Last year, the government provided more than 200,000 vaccine doses free-of-cost to the Nepalese people, says Dr Hemanta Raj Ojha, senior medical superintendent at the Department of Health Services, sparing many of the exposed from a brutal certain death.

Staunching an outbreak

One strategy the government has been pursuing is a “search and vaccinate” programme.

In the month of July 2025, three rabies deaths were reported from a Chepang community in Dhading district, to the west of Kathmandu valley. Chepang are indigenous ethnic groups, well known for their deep connection with the forest and hills.

The three deaths in such a short space of time set off alarm bells in the health system. A committee was quickly assembled to visit homes in the community. During these visits, committee members identified a dog acting aggressive and agitated, attacking humans and cattle apparently randomly. Days later the dog dropped dead.

As a result of the observation, all 287 people living in the Chepang community were vaccinated. No further human rabies cases were reported.

Despite such efforts, rabies cases are not declining as quickly as the government would like. Dr Pun, who has been following rabies in Nepal for last 25 years, said: “Until and unless we vaccinate the animals, especially free-ranging stray dogs, it's almost impossible to completely end rabies by 2030.”

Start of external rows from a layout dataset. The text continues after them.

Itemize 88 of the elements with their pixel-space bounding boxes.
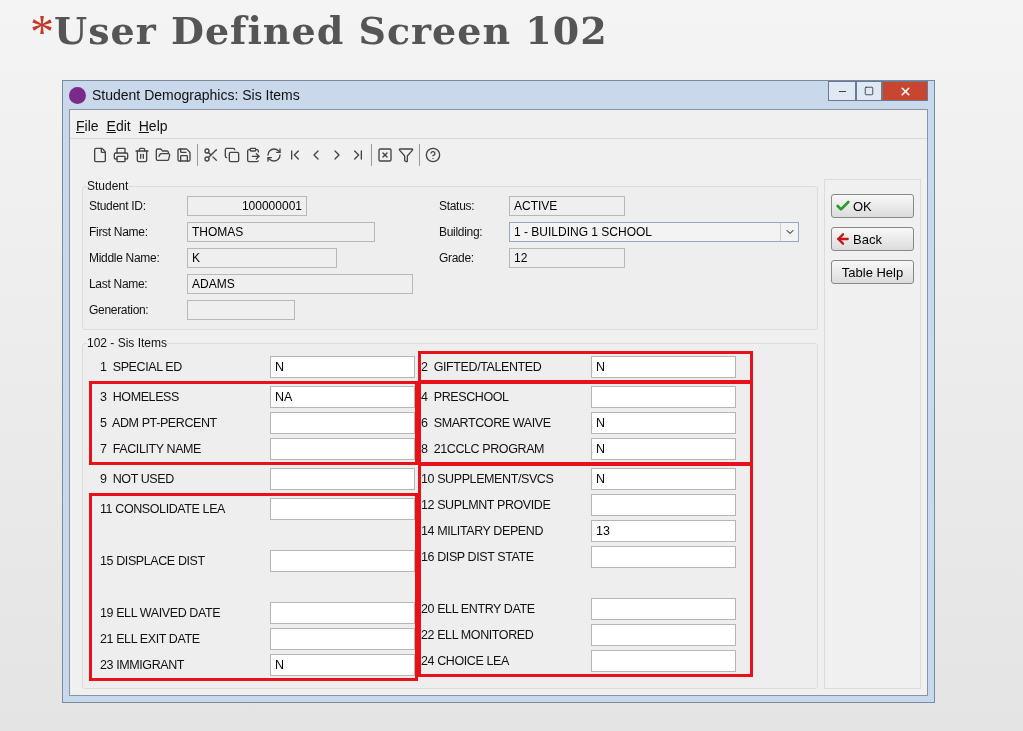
window-title: Student Demographics: Sis Items (92, 87, 301, 103)
input-field[interactable]: N (591, 356, 736, 378)
help-button[interactable]: Table Help (831, 260, 914, 284)
save-icon[interactable] (176, 147, 192, 163)
input-field[interactable] (270, 550, 415, 572)
input-field[interactable] (270, 468, 415, 490)
copy-icon[interactable] (224, 147, 240, 163)
group-title: 102 - Sis Items (87, 336, 168, 350)
input-field[interactable] (591, 650, 736, 672)
input-field[interactable]: K (187, 248, 337, 268)
input-field[interactable] (591, 624, 736, 646)
item-label: 20 ELL ENTRY DATE (421, 602, 536, 616)
help-icon[interactable] (425, 147, 441, 163)
close-icon (898, 84, 912, 98)
input-field[interactable]: 12 (509, 248, 625, 268)
field-label: Status: (439, 199, 476, 213)
item-label: 3 HOMELESS (100, 390, 180, 404)
input-field[interactable]: N (270, 654, 415, 676)
input-field[interactable]: ACTIVE (509, 196, 625, 216)
input-field[interactable] (591, 546, 736, 568)
item-label: 19 ELL WAIVED DATE (100, 606, 222, 620)
input-field[interactable]: NA (270, 386, 415, 408)
close-icon[interactable] (377, 147, 393, 163)
input-field[interactable]: ADAMS (187, 274, 413, 294)
scissors-icon[interactable] (203, 147, 219, 163)
building-dropdown[interactable]: 1 - BUILDING 1 SCHOOL (509, 222, 799, 242)
item-label: 5 ADM PT-PERCENT (100, 416, 218, 430)
item-label: 23 IMMIGRANT (100, 658, 186, 672)
app-logo-icon (69, 86, 86, 104)
input-field[interactable] (187, 300, 295, 320)
item-label: 4 PRESCHOOL (421, 390, 510, 404)
item-label: 24 CHOICE LEA (421, 654, 510, 668)
paste-icon[interactable] (245, 147, 261, 163)
field-label: Generation: (89, 303, 150, 317)
ok-button[interactable]: OK (831, 194, 914, 218)
item-label: 21 ELL EXIT DATE (100, 632, 201, 646)
item-label: 15 DISPLACE DIST (100, 554, 206, 568)
back-button[interactable]: Back (831, 227, 914, 251)
maximize-button[interactable] (856, 81, 882, 101)
input-field[interactable] (270, 438, 415, 460)
item-label: 6 SMARTCORE WAIVE (421, 416, 552, 430)
trash-icon[interactable] (134, 147, 150, 163)
input-field[interactable] (591, 494, 736, 516)
input-field[interactable]: N (591, 412, 736, 434)
field-label: Building: (439, 225, 484, 239)
close-button[interactable] (882, 81, 928, 101)
item-label: 16 DISP DIST STATE (421, 550, 535, 564)
item-label: 9 NOT USED (100, 472, 175, 486)
input-field[interactable] (591, 386, 736, 408)
item-label: 11 CONSOLIDATE LEA (100, 502, 227, 516)
printer-icon[interactable] (113, 147, 129, 163)
item-label: 10 SUPPLEMENT/SVCS (421, 472, 555, 486)
input-field[interactable] (270, 412, 415, 434)
input-field[interactable]: N (591, 468, 736, 490)
item-label: 1 SPECIAL ED (100, 360, 183, 374)
minimize-button[interactable] (828, 81, 856, 101)
filter-icon[interactable] (398, 147, 414, 163)
field-label: First Name: (89, 225, 149, 239)
refresh-icon[interactable] (266, 147, 282, 163)
input-field[interactable] (270, 602, 415, 624)
field-label: Student ID: (89, 199, 147, 213)
input-field[interactable] (270, 498, 415, 520)
group-title: Student (87, 179, 129, 193)
input-field[interactable]: 100000001 (187, 196, 307, 216)
folder-icon[interactable] (155, 147, 171, 163)
field-label: Grade: (439, 251, 475, 265)
item-label: 8 21CCLC PROGRAM (421, 442, 546, 456)
check-icon (835, 198, 851, 214)
item-label: 22 ELL MONITORED (421, 628, 535, 642)
field-label: Last Name: (89, 277, 149, 291)
slide-title: User Defined Screen 102 (54, 8, 608, 53)
maximize-icon (864, 86, 874, 96)
item-label: 7 FACILITY NAME (100, 442, 203, 456)
field-label: Middle Name: (89, 251, 161, 265)
item-label: 12 SUPLMNT PROVIDE (421, 498, 552, 512)
input-field[interactable] (270, 628, 415, 650)
input-field[interactable]: 13 (591, 520, 736, 542)
input-field[interactable]: N (270, 356, 415, 378)
menu-item[interactable]: Help (138, 118, 168, 134)
input-field[interactable]: THOMAS (187, 222, 375, 242)
item-label: 2 GIFTED/TALENTED (421, 360, 543, 374)
menu-item[interactable]: Edit (106, 118, 131, 134)
menu-item[interactable]: File (76, 118, 99, 134)
input-field[interactable] (591, 598, 736, 620)
bullet-mark: * (30, 8, 54, 56)
item-label: 14 MILITARY DEPEND (421, 524, 544, 538)
document-icon[interactable] (92, 147, 108, 163)
input-field[interactable]: N (591, 438, 736, 460)
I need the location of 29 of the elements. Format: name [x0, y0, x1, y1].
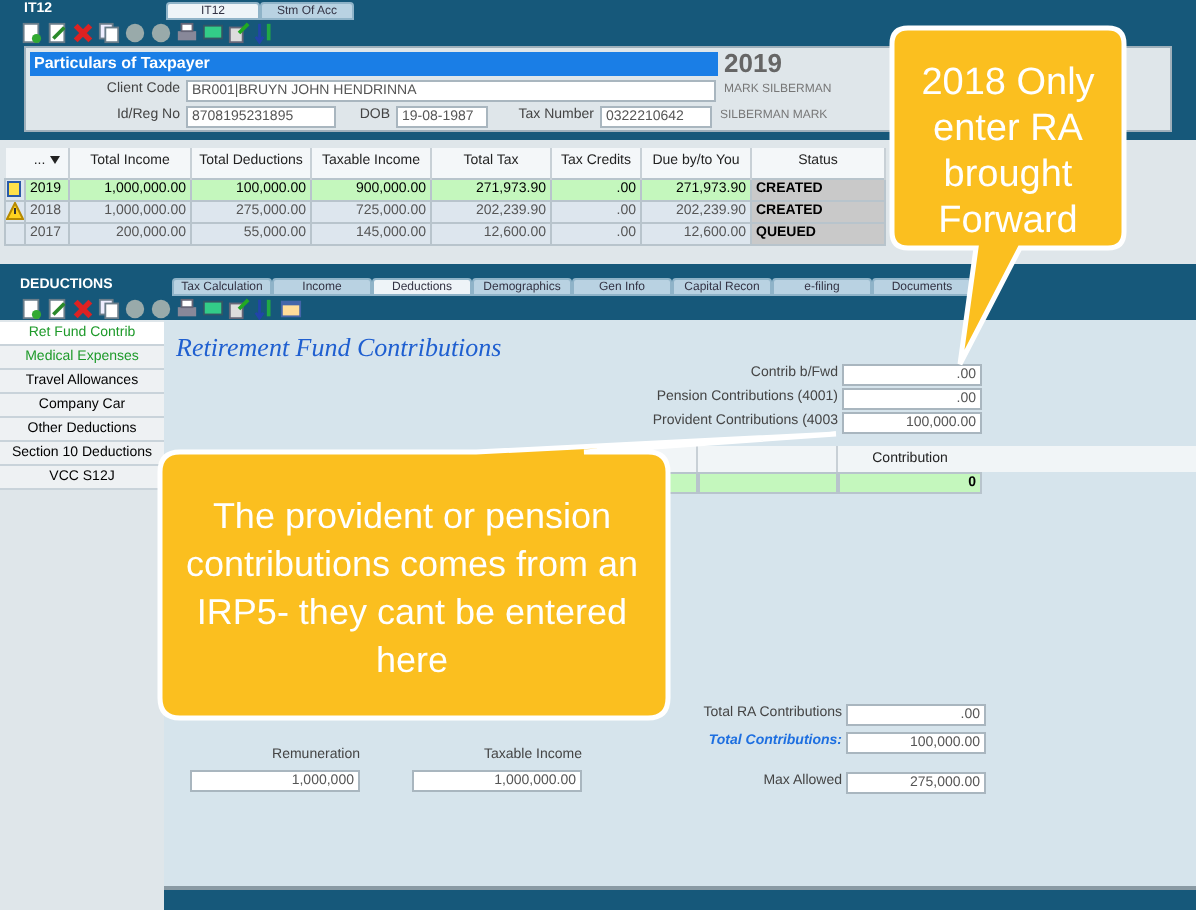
callout-text: The provident or pension contributions comes from an IRP5- they cant be entered here [183, 494, 641, 684]
circle-icon[interactable] [150, 297, 172, 319]
screen-icon[interactable] [202, 21, 224, 43]
table-cell [698, 471, 838, 493]
export-icon[interactable] [228, 21, 250, 43]
note-icon [6, 180, 22, 198]
circle-icon[interactable] [124, 297, 146, 319]
header-cell [5, 148, 25, 178]
panel-title: Particulars of Taxpayer [30, 52, 718, 76]
sort-icon[interactable] [254, 21, 276, 43]
screen-icon[interactable] [202, 297, 224, 319]
copy-icon[interactable] [98, 21, 120, 43]
sort-icon[interactable] [254, 297, 276, 319]
year-label: 2019 [724, 46, 782, 83]
printer-icon[interactable] [176, 21, 198, 43]
new-document-icon[interactable] [20, 297, 42, 319]
export-icon[interactable] [228, 297, 250, 319]
dropdown-arrow-icon[interactable] [49, 156, 60, 165]
edit-icon[interactable] [46, 21, 68, 43]
printer-icon[interactable] [176, 297, 198, 319]
copy-icon[interactable] [98, 297, 120, 319]
circle-icon[interactable] [150, 21, 172, 43]
form-title: Retirement Fund Contributions [174, 330, 504, 366]
warning-icon [6, 202, 24, 220]
circle-icon[interactable] [124, 21, 146, 43]
callout-text: 2018 Only enter RA brought Forward [919, 60, 1097, 244]
card-icon[interactable] [280, 297, 302, 319]
new-document-icon[interactable] [20, 21, 42, 43]
edit-icon[interactable] [46, 297, 68, 319]
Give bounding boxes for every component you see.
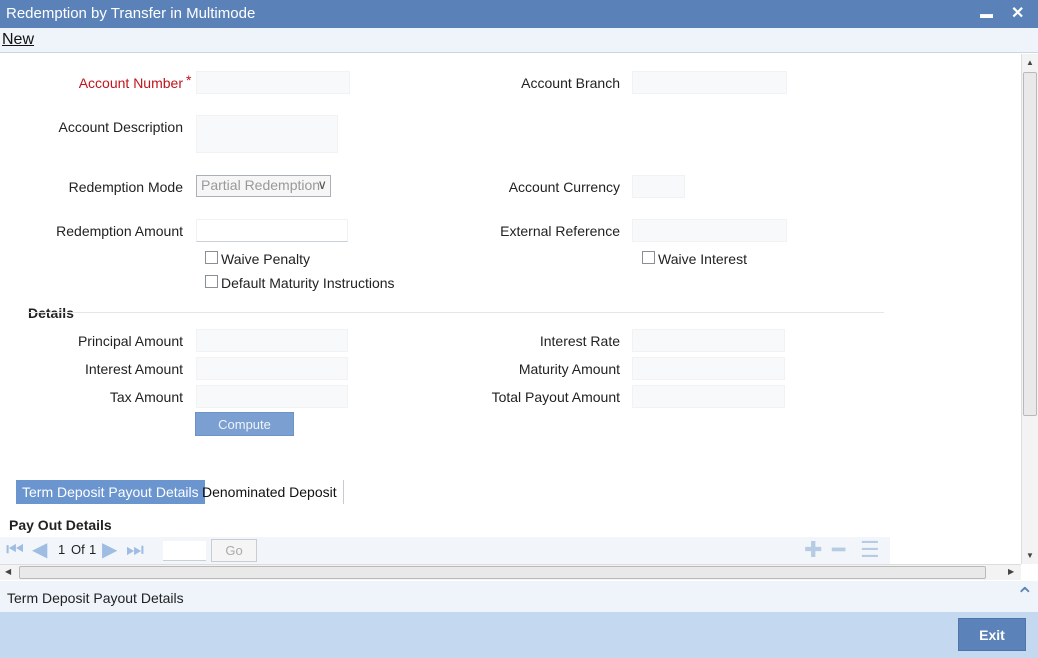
total-payout-amount-label: Total Payout Amount [491, 389, 620, 405]
redemption-mode-select[interactable]: Partial Redemption ∨ [196, 175, 331, 197]
principal-amount-label: Principal Amount [77, 333, 183, 349]
account-number-input[interactable] [196, 71, 350, 94]
account-number-label: Account Number [78, 75, 183, 91]
interest-amount-label: Interest Amount [84, 361, 183, 377]
details-section-title: Details [28, 305, 74, 321]
account-description-input[interactable] [196, 115, 338, 153]
horizontal-scroll-thumb[interactable] [19, 566, 986, 579]
footer-status-bar: Term Deposit Payout Details ⌃ [0, 581, 1038, 612]
payout-section-title: Pay Out Details [9, 517, 112, 533]
external-reference-input[interactable] [632, 219, 787, 242]
vertical-scroll-thumb[interactable] [1023, 72, 1037, 416]
required-marker: * [186, 72, 192, 88]
default-maturity-label: Default Maturity Instructions [221, 275, 395, 291]
minimize-icon[interactable]: ▬ [980, 6, 993, 21]
page-current: 1 [58, 542, 66, 557]
redemption-amount-input[interactable] [196, 219, 348, 242]
window-titlebar: Redemption by Transfer in Multimode ▬ ✕ [0, 0, 1038, 28]
scroll-right-icon[interactable]: ▶ [1008, 567, 1014, 576]
chevron-up-icon[interactable]: ⌃ [1016, 583, 1034, 609]
payout-pager: ⏮ ◀ 1 Of 1 ▶ ⏭ Go ✚ ━ ☰ [0, 537, 890, 564]
horizontal-scrollbar[interactable]: ◀ ▶ [0, 564, 1021, 580]
total-payout-amount-field [632, 385, 785, 408]
page-number-input[interactable] [163, 541, 206, 561]
scroll-down-icon[interactable]: ▼ [1026, 551, 1034, 560]
chevron-down-icon: ∨ [317, 177, 327, 192]
vertical-scrollbar[interactable]: ▲ ▼ [1021, 54, 1038, 564]
waive-interest-checkbox[interactable] [642, 251, 655, 264]
tab-term-deposit-payout-details[interactable]: Term Deposit Payout Details [16, 480, 205, 504]
waive-penalty-label: Waive Penalty [221, 251, 310, 267]
single-view-icon[interactable]: ☰ [860, 537, 880, 563]
exit-button[interactable]: Exit [958, 618, 1026, 651]
page-total: 1 [89, 542, 97, 557]
tax-amount-label: Tax Amount [109, 389, 183, 405]
tab-denominated-deposit[interactable]: Denominated Deposit [196, 480, 344, 504]
go-button[interactable]: Go [211, 539, 257, 562]
external-reference-label: External Reference [500, 223, 620, 239]
window-title: Redemption by Transfer in Multimode [6, 5, 256, 22]
tax-amount-field [196, 385, 348, 408]
delete-row-icon[interactable]: ━ [832, 537, 845, 563]
waive-interest-label: Waive Interest [658, 251, 747, 267]
interest-rate-field [632, 329, 785, 352]
account-currency-label: Account Currency [508, 179, 620, 195]
compute-button[interactable]: Compute [195, 412, 294, 436]
interest-amount-field [196, 357, 348, 380]
account-branch-input[interactable] [632, 71, 787, 94]
first-page-icon[interactable]: ⏮ [6, 539, 24, 561]
interest-rate-label: Interest Rate [539, 333, 620, 349]
last-page-icon[interactable]: ⏭ [126, 539, 144, 561]
close-icon[interactable]: ✕ [1011, 3, 1024, 23]
account-branch-label: Account Branch [521, 75, 620, 91]
redemption-mode-label: Redemption Mode [68, 179, 183, 195]
add-row-icon[interactable]: ✚ [804, 537, 822, 563]
scroll-up-icon[interactable]: ▲ [1026, 58, 1034, 67]
redemption-amount-label: Redemption Amount [56, 223, 183, 239]
previous-page-icon[interactable]: ◀ [32, 539, 47, 561]
maturity-amount-label: Maturity Amount [518, 361, 620, 377]
next-page-icon[interactable]: ▶ [102, 539, 117, 561]
footer-status-text: Term Deposit Payout Details [7, 590, 184, 606]
form-content: Account Number * Account Branch Account … [0, 54, 1021, 564]
principal-amount-field [196, 329, 348, 352]
menu-bar: New [0, 28, 1038, 53]
account-currency-input[interactable] [632, 175, 685, 198]
default-maturity-checkbox[interactable] [205, 275, 218, 288]
maturity-amount-field [632, 357, 785, 380]
account-description-label: Account Description [58, 119, 183, 135]
details-divider [28, 312, 884, 313]
redemption-mode-value: Partial Redemption [201, 177, 321, 193]
scroll-left-icon[interactable]: ◀ [5, 567, 11, 576]
waive-penalty-checkbox[interactable] [205, 251, 218, 264]
page-of-label: Of [71, 542, 85, 557]
footer-button-bar: Exit [0, 612, 1038, 658]
new-button[interactable]: New [2, 31, 34, 49]
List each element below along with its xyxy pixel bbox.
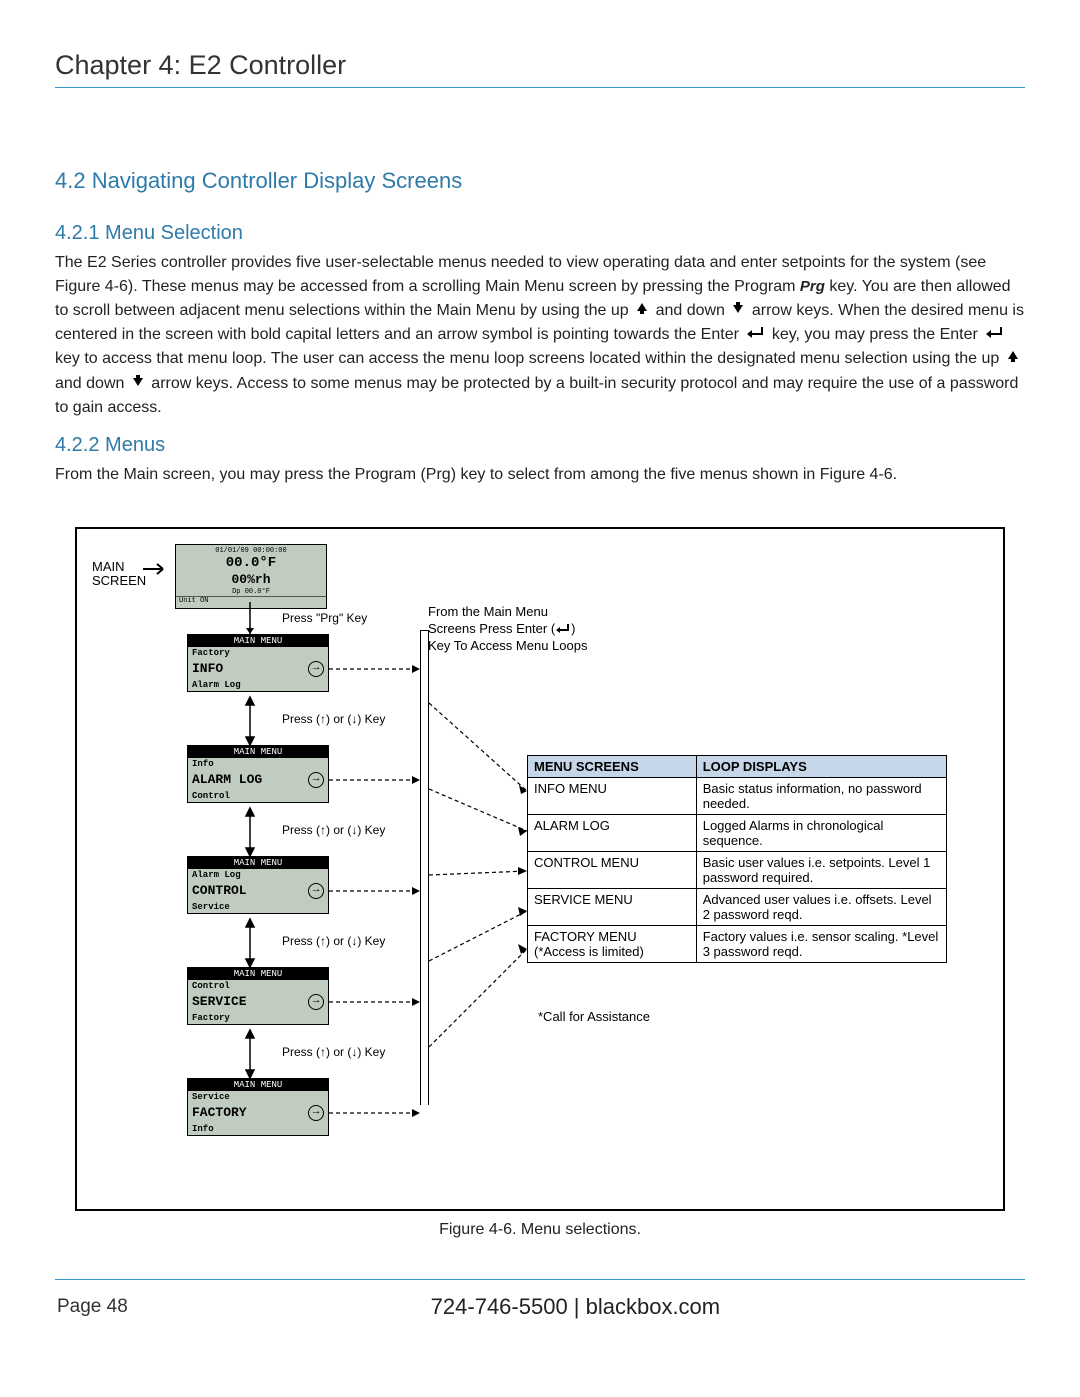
- updown-key-label: Press (↑) or (↓) Key: [282, 934, 385, 948]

Production needs to scale up

Dr Binaya Kumar Karna, head of the Rabies Vaccine Production Laboratory (RVPL) in the Department of Livestock Services said his institution is currently producing about 180,000 doses of the animal vaccine each year.

That number is “very insufficient,” said Dr Karna, if the country intends to inoculate the country’s large population of street dogs and free ranging animals as well as pet animals.

“If we really want to end rabies by 2030, it’s a high time that country invest generously to produce vaccine at very large scale,” Dr Karna said.

The human vaccine is purchased from outside the country, with the government allocating around 13 million rupees to buy doses for post-exposure prophylaxis. Dr Chandra Bhal Jha, director EDCD, concedes that at some point every year, the country faces a shortage of rabies vaccine. Indeed, last year’s stock of 377,770 vials ran short.

And as a leading official in the campaign to end rabies by 2030, Dr Jha is clear that only way to succeed in this programme is by vaccinating the maximum possible number of animals and every exposed human in the country. “If we want to end rabies by 2030, we need to invest more in vaccines,” Dr Jha said.